Question 8: What is involved in the fourth-year graduation research conducted in the Biology Course?

 

bio_img2.jpgAnswer: Fourth-year students select from a number of laboratories and conduct research on a specific topic over the course of a year. Between the third and fourth years, an instructor takes responsibility for guiding each student’s individual research. The results of this research are compiled into a graduation thesis. Just as undergraduates in art departments create works for a graduation portfolio, our students compile the results of their year of research. A student’s choice of laboratories will affect the specialized field in which he or she conducts his or her research, and students should thus begin considering which laboratory they wish to join during their second and third years.

 

Question 9: I’d like to enter a career in researching and developing cosmetics. Which department should I choose?

 

Answer: Cosmetics research and development requires a background in a variety of fields. While chemists are responsible for creating new materials, individuals who have studied biology are necessary to investigate the safety of such products. Graduates of the Biology Course have gone on to create careers in the cosmetics industry.

 

Question 10: I didn’t take biology in high school, but I’d like to enter the Biology Course. Will this be possible?

 

Answer: That’s fine. There are many such students in the Biology Course. Even if you didn’t study biology in high school, the first-year course available that teaches the fundamentals of high school-level biology. You don’t need to worry about not being able to keep up with university studies. Fields such as chemistry and physics are also essential to contemporary biological science, and students who have studied those sciences will find them useful for understanding living organisms at the molecular level in the Yamaguchi University Department of Biology and Chemistry. Actually, we also have courses on biochemistry and biophysics in our university.

 

Question 11: I’m interested in biotechnology. Will I be able to pursue this field in the Yamaguchi University Department of Biology and Chemistry?

 

Answer: Yes, you will. It’s often said that we’re entering the age of biotechnology. This refers to the methods and technologies used in relation to living organisms. In the Biology Course, you’ll learn the principles biotechnologies such as cell cultivation, gene manipulation, and microscopic technology while also gaining practical knowledge from student experiments. At Yamaguchi University, we strive to maintain a facility that includes the latest equipment necessary for education and research. Our Science Research Center includes instrumental analysis, bio-analysis, isotope analysis and genetic experimentation facilities. Think about what type of career you’d like to enter through the study of biotechnology.

 

Question 12: I’d like to research cell division.
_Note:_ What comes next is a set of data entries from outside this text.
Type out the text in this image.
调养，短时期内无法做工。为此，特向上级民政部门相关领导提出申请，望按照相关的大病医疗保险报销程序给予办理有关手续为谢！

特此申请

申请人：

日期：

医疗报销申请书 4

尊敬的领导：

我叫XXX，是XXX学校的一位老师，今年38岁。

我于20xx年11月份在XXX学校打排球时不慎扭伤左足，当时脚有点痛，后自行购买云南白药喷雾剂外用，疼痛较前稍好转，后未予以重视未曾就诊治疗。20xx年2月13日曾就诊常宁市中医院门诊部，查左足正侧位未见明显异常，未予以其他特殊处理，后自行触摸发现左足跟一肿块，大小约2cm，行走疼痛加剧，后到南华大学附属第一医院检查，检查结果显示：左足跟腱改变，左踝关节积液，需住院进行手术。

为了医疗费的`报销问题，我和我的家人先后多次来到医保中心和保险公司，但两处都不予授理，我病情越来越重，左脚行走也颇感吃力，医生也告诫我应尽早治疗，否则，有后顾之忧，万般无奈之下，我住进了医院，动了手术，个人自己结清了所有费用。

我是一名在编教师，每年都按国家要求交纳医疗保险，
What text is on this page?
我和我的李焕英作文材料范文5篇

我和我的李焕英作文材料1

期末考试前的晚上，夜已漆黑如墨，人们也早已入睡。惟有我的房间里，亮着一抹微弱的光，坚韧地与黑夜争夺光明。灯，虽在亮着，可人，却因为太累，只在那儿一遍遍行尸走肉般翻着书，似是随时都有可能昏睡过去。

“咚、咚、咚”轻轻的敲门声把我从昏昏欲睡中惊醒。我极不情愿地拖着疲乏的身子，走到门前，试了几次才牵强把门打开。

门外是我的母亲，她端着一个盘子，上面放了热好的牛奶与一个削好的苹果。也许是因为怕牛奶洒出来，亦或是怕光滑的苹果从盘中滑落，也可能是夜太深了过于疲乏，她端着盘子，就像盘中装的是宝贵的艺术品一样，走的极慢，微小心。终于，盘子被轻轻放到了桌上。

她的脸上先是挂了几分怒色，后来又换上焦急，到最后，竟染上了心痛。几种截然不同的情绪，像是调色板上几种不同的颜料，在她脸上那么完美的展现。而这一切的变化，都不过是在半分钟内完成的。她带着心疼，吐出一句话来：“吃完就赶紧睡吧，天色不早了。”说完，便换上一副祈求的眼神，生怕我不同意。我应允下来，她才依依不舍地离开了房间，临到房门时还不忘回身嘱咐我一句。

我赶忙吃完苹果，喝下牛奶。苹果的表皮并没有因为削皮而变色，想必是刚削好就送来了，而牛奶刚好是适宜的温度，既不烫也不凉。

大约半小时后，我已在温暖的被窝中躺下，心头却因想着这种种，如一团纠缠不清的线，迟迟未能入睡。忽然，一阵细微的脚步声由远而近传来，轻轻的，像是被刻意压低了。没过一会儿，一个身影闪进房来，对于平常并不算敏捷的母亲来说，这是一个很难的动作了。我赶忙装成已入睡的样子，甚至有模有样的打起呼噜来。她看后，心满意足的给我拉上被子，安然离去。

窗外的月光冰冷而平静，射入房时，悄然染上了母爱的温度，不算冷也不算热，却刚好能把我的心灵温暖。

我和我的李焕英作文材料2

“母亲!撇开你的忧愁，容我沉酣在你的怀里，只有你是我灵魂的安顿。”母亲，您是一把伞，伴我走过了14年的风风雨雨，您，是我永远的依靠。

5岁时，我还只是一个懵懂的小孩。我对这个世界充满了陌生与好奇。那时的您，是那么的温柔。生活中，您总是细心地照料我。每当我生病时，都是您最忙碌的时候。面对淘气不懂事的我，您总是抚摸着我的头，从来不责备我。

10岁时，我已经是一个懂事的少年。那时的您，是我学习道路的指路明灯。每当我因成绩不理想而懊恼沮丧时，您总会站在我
Is this available at the Yamaguchi University Department of Biology and Chemistry?

 

Answer: Yes. Cells are the fundamental elements of living organisms, and understanding how they reproduce is one of the major issues in biology. Pursuing research on the molecular mechanisms of cell division may lead to a method for controlling the division of cancer cells. Yamaguchi University’s Biology Course includes a number of instructors researching the mechanics of cell division, conducting cutting edge research.

 

Question 13: I’m not very good at English. Will I need it in university?

 

Many companies are presently recruiting new employees from abroad, and language skills are given importance even in evaluating domestic candidates. For this reason, Yamaguchi University is putting effort into English education. First year students take the nationwide examination of English competency known as TOEIC, and are placed into a course based on their abilities. While you may not be confident in your English abilities, it’s simply a language, not so different from your native language. If you’re diligent about engaging with English, you’ll certainly be able to use it.